O “compasso de espera” do Congresso Nacional
No Congresso, o presidente da Câmara dos Deputados, Arthur Lira, revelou que a relação com o Presidente Lula está em “compasso de espera”, apesar de um diálogo permanente. Essa declaração de Lira é um termômetro preciso da fragilidade da base governista e da necessidade do Executivo em negociar constantemente com o Legislativo para avançar com sua agenda. Lira, uma figura central na articulação política, também elogiou o presidente do Senado, Rodrigo Pacheco, indicando uma aliança ou alinhamento estratégico entre as lideranças do Congresso. O poder do centrão e a habilidade de Lira em manejar as pautas legislativas são cruciais para a governabilidade. A exigência de contrapartidas, a distribuição de cargos e emendas, e a própria dinâmica do toma lá dá cá são elementos inerentes ao sistema político brasileiro, mas a postura de “espera” de Lira ressalta a complexidade de se formar uma base sólida e a dependência do Planalto em relação aos caciques do Parlamento. O governo Lula tem sido forçado a ceder espaço e poder para garantir o mínimo de estabilidade legislativa.
O quadro político atual é um emaranhado de forças e interesses, onde a definição dos rumos do país é disputada em múltiplos fronts. A polarização cultural, a expansão do poder judicial e a constante barganha no Congresso testam a solidez das instituições.
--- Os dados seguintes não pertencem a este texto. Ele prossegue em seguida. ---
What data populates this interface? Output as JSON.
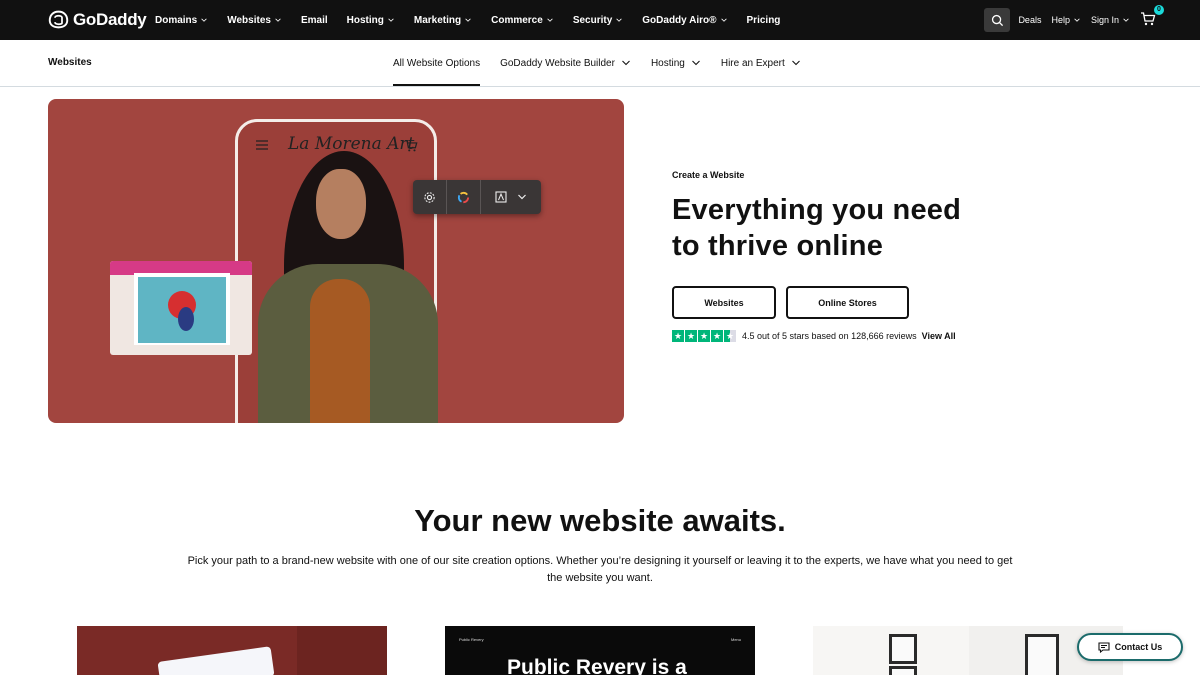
{
  "header": {
    "logo_text": "GoDaddy",
    "nav": [
      {
        "label": "Domains",
        "caret": true
      },
      {
        "label": "Websites",
        "caret": true
      },
      {
        "label": "Email",
        "caret": false
      },
      {
        "label": "Hosting",
        "caret": true
      },
      {
        "label": "Marketing",
        "caret": true
      },
      {
        "label": "Commerce",
        "caret": true
      },
      {
        "label": "Security",
        "caret": true
      },
      {
        "label": "GoDaddy Airo®",
        "caret": true
      },
      {
        "label": "Pricing",
        "caret": false
      }
    ],
    "deals": "Deals",
    "help": "Help",
    "sign_in": "Sign In",
    "cart_count": "0"
  },
  "subnav": {
    "title": "Websites",
    "links": [
      {
        "label": "All Website Options",
        "active": true
      },
      {
        "label": "GoDaddy Website Builder",
        "caret": true
      },
      {
        "label": "Hosting",
        "caret": true
      },
      {
        "label": "Hire an Expert",
        "caret": true
      }
    ]
  },
  "hero": {
    "phone_brand": "La Morena Art",
    "eyebrow": "Create a Website",
    "title": "Everything you need to thrive online",
    "buttons": [
      "Websites",
      "Online Stores"
    ],
    "rating_text": "4.5 out of 5 stars based on 128,666 reviews",
    "rating_value": 4.5,
    "view_all": "View All"
  },
  "section": {
    "title": "Your new website awaits.",
    "description": "Pick your path to a brand-new website with one of our site creation options. Whether you’re designing it yourself or leaving it to the experts, we have what you need to get the website you want."
  },
  "cards": {
    "card2_small": "Public Revery",
    "card2_menu": "Menu",
    "card2_big": "Public Revery is a"
  },
  "contact": {
    "label": "Contact Us"
  },
  "colors": {
    "nav_bg": "#111111",
    "hero_bg": "#a2453f",
    "accent": "#1bdbdb",
    "trustpilot": "#00b67a"
  }
}
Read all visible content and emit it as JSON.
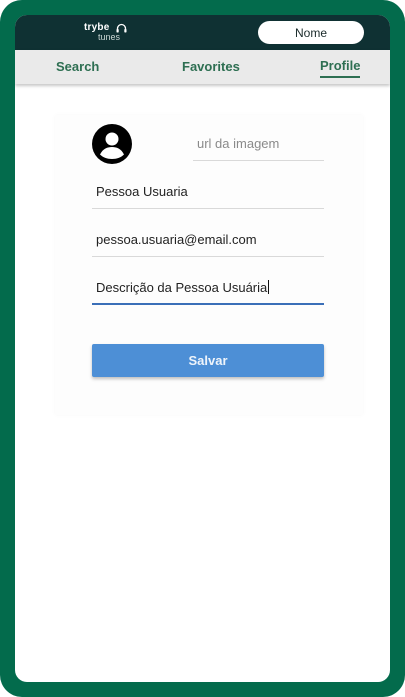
{
  "app": {
    "logo_line1": "trybe",
    "logo_line2": "tunes"
  },
  "header": {
    "user_name": "Nome"
  },
  "nav": {
    "search": "Search",
    "favorites": "Favorites",
    "profile": "Profile",
    "active": "Profile"
  },
  "profile_form": {
    "image_url_placeholder": "url da imagem",
    "name_value": "Pessoa Usuaria",
    "email_value": "pessoa.usuaria@email.com",
    "description_value": "Descrição da Pessoa Usuária",
    "save_label": "Salvar"
  },
  "colors": {
    "frame": "#036b4c",
    "topbar": "#0f3133",
    "nav_text": "#2e6f52",
    "save_button": "#4d8fd6",
    "focus_underline": "#3b6fb8"
  },
  "icons": {
    "logo": "headphones-icon",
    "avatar": "user-circle-icon"
  }
}
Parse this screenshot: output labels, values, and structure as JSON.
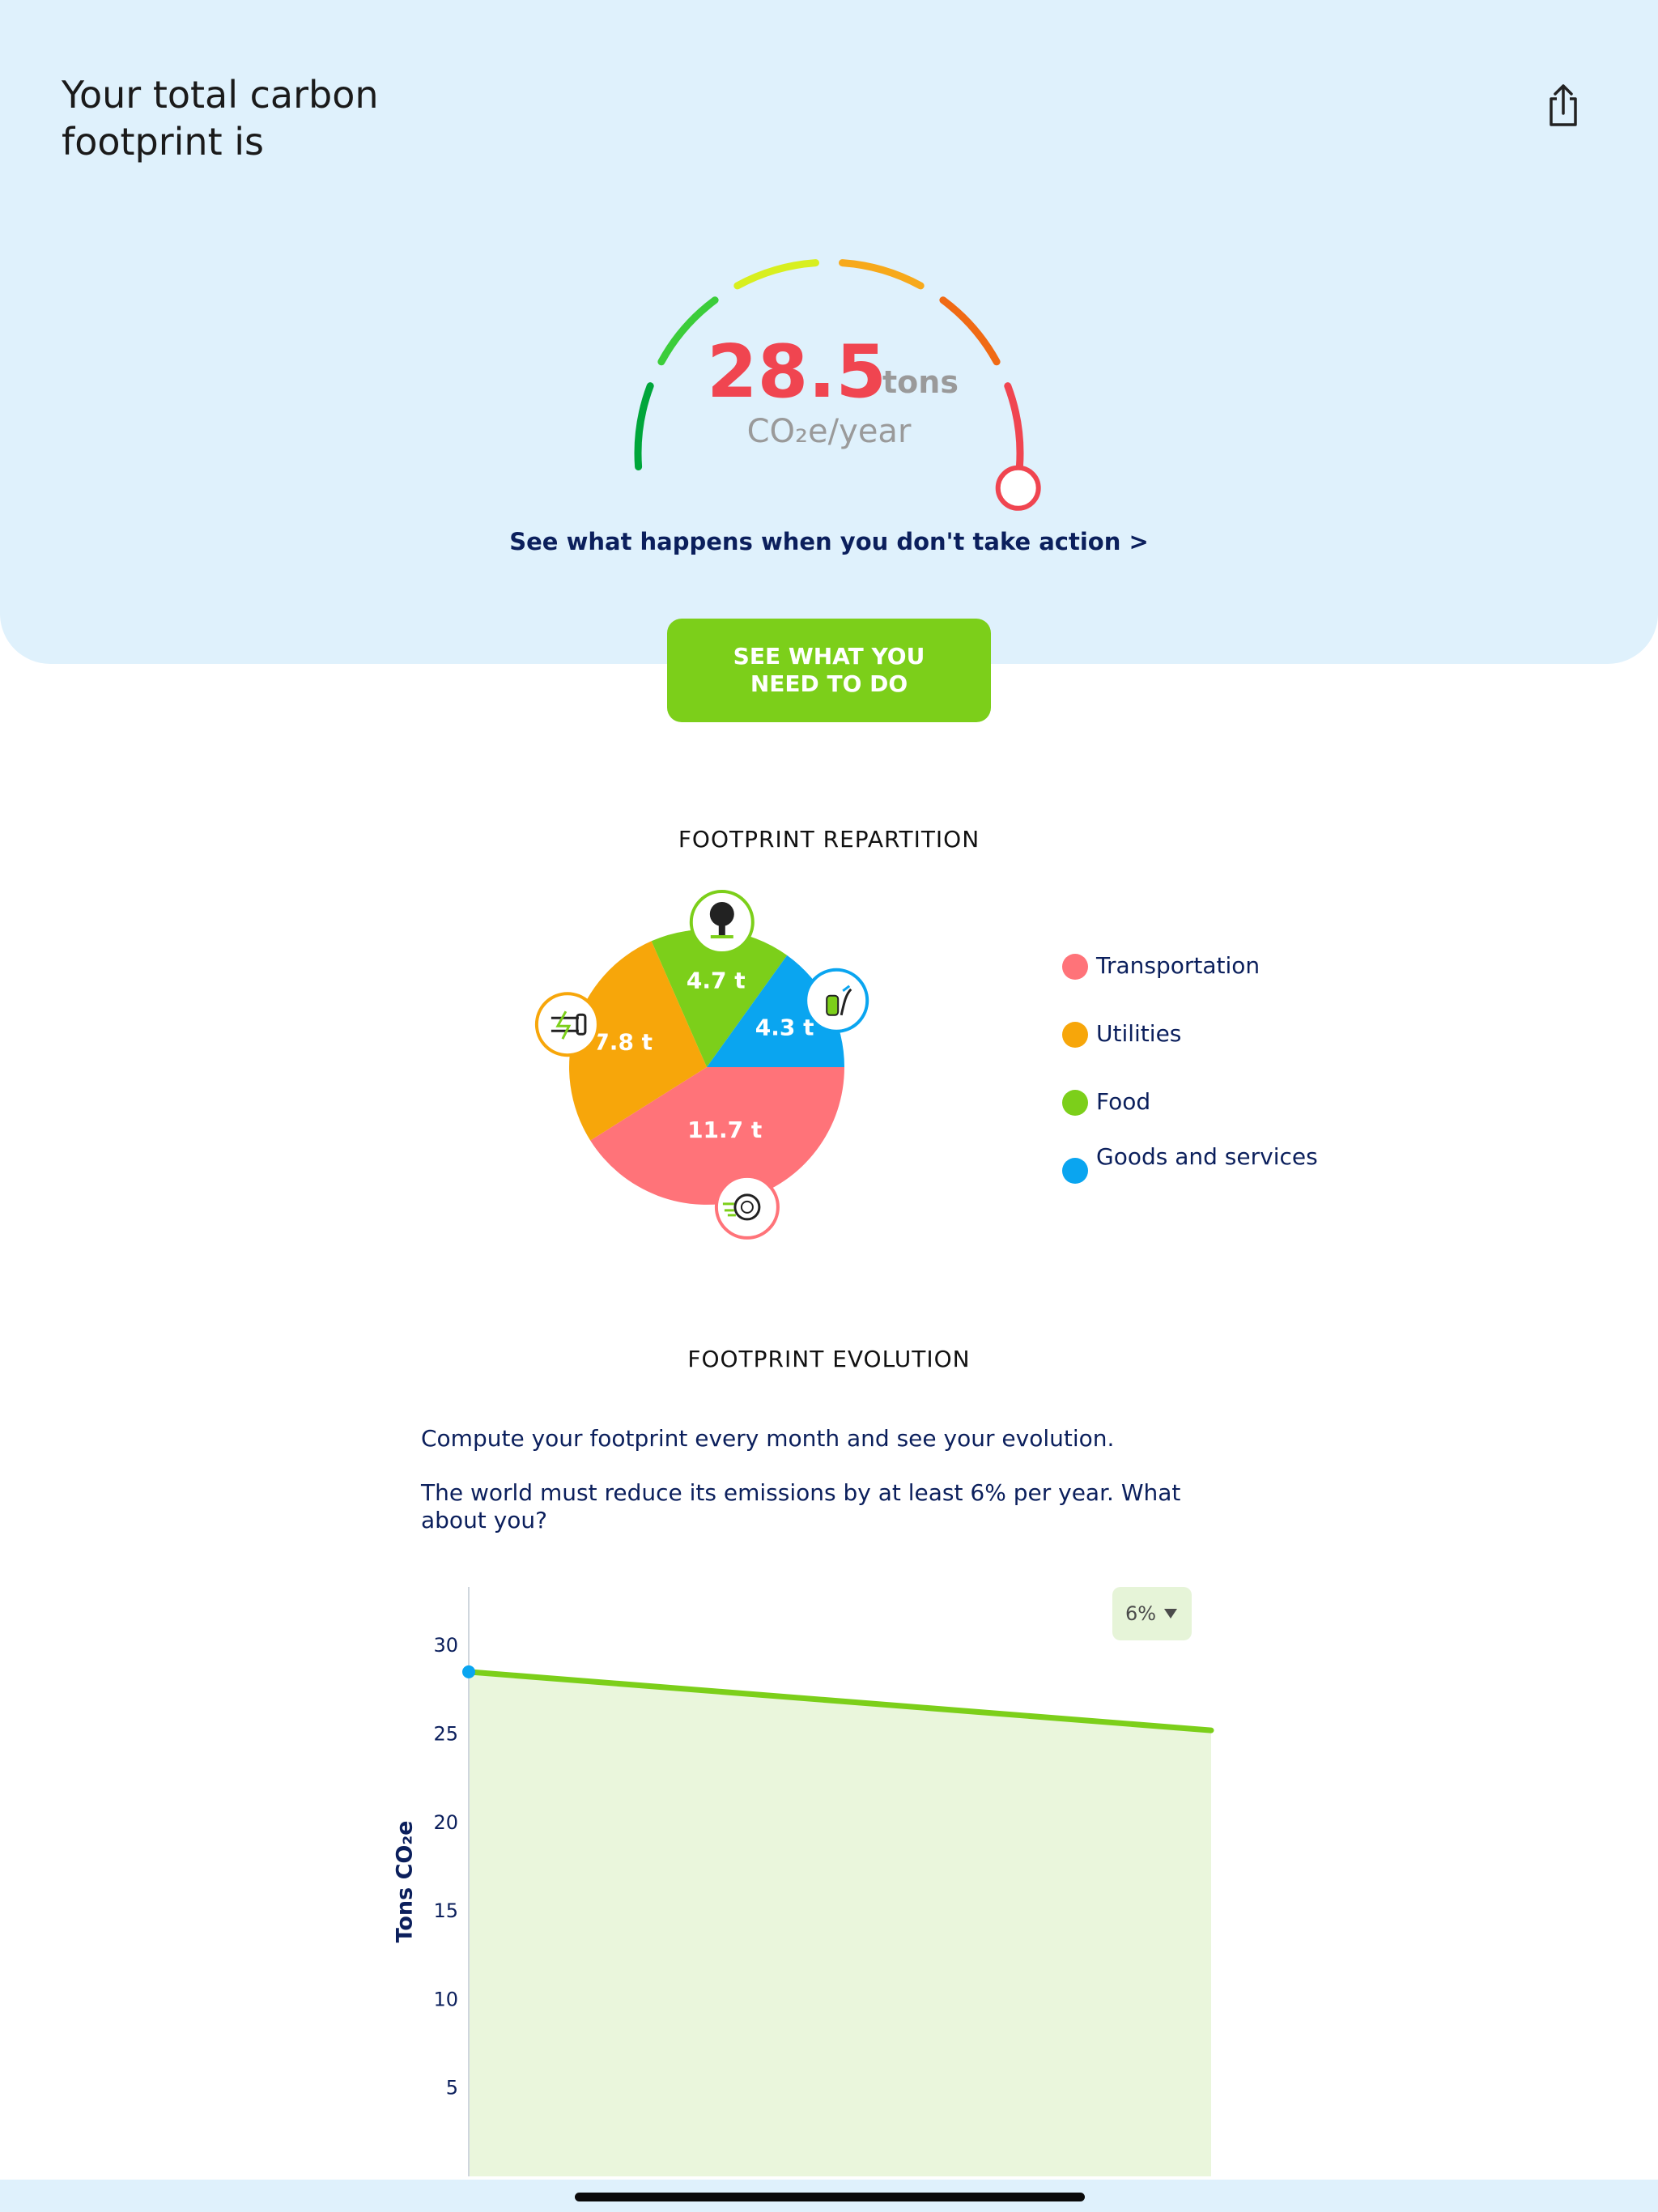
{
  "header": {
    "title": "Your total carbon footprint is"
  },
  "gauge": {
    "value": "28.5",
    "unit": "tons",
    "sub_unit": "CO₂e/year",
    "segment_colors": [
      "#00a63a",
      "#3ccd3a",
      "#d8ef1f",
      "#f7a91b",
      "#f06a14",
      "#f04550"
    ],
    "level": 1.0
  },
  "action_link": "See what happens when you don't take action >",
  "cta_button": "SEE WHAT YOU NEED TO DO",
  "repartition": {
    "title": "FOOTPRINT REPARTITION",
    "legend": [
      {
        "label": "Transportation",
        "color": "#ff7379"
      },
      {
        "label": "Utilities",
        "color": "#f7a60a"
      },
      {
        "label": "Food",
        "color": "#7ccf1a"
      },
      {
        "label": "Goods and services",
        "color": "#0aa5f0"
      }
    ],
    "slice_labels": [
      "11.7 t",
      "7.8 t",
      "4.7 t",
      "4.3 t"
    ],
    "icons": [
      "wheel-icon",
      "plug-icon",
      "tree-icon",
      "bottle-icon"
    ]
  },
  "evolution": {
    "title": "FOOTPRINT EVOLUTION",
    "text1": "Compute your footprint every month and see your evolution.",
    "text2": "The world must reduce its emissions by at least 6% per year. What about you?",
    "rate": "6%",
    "y_title": "Tons CO₂e",
    "y_ticks": [
      "30",
      "25",
      "20",
      "15",
      "10",
      "5"
    ]
  },
  "chart_data": {
    "type": "area",
    "title": "FOOTPRINT EVOLUTION",
    "xlabel": "",
    "ylabel": "Tons CO₂e",
    "ylim": [
      0,
      33.3
    ],
    "y_ticks": [
      5,
      10,
      15,
      20,
      25,
      30
    ],
    "series": [
      {
        "values": [
          28.5,
          25.2
        ],
        "color": "#7ccf1a"
      }
    ]
  },
  "pie_data": {
    "type": "pie",
    "categories": [
      "Transportation",
      "Utilities",
      "Food",
      "Goods and services"
    ],
    "values": [
      11.7,
      7.8,
      4.7,
      4.3
    ]
  }
}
Para o cidadão de centro-direita, o cenário inspira cautela. A busca por um equilíbrio entre a defesa dos valores conservadores, a manutenção da liberdade de expressão e a garantia de que cada Poder exerça sua função constitucional, sem invadir a competência alheia, é fundamental. O fortalecimento do Legislativo, com deputados e senadores assumindo sua real responsabilidade, é um pilar para que o Judiciário possa recuar de seu ativismo excessivo e que as pautas mais caras à sociedade sejam debatidas e resolvidas no fórum adequado: o parlamento. Sem isso, corremos o risco de ver a política brasileira refém de decisões monocráticas ou de barganhas que pouco contribuem para o desenvolvimento e a ordem da nação.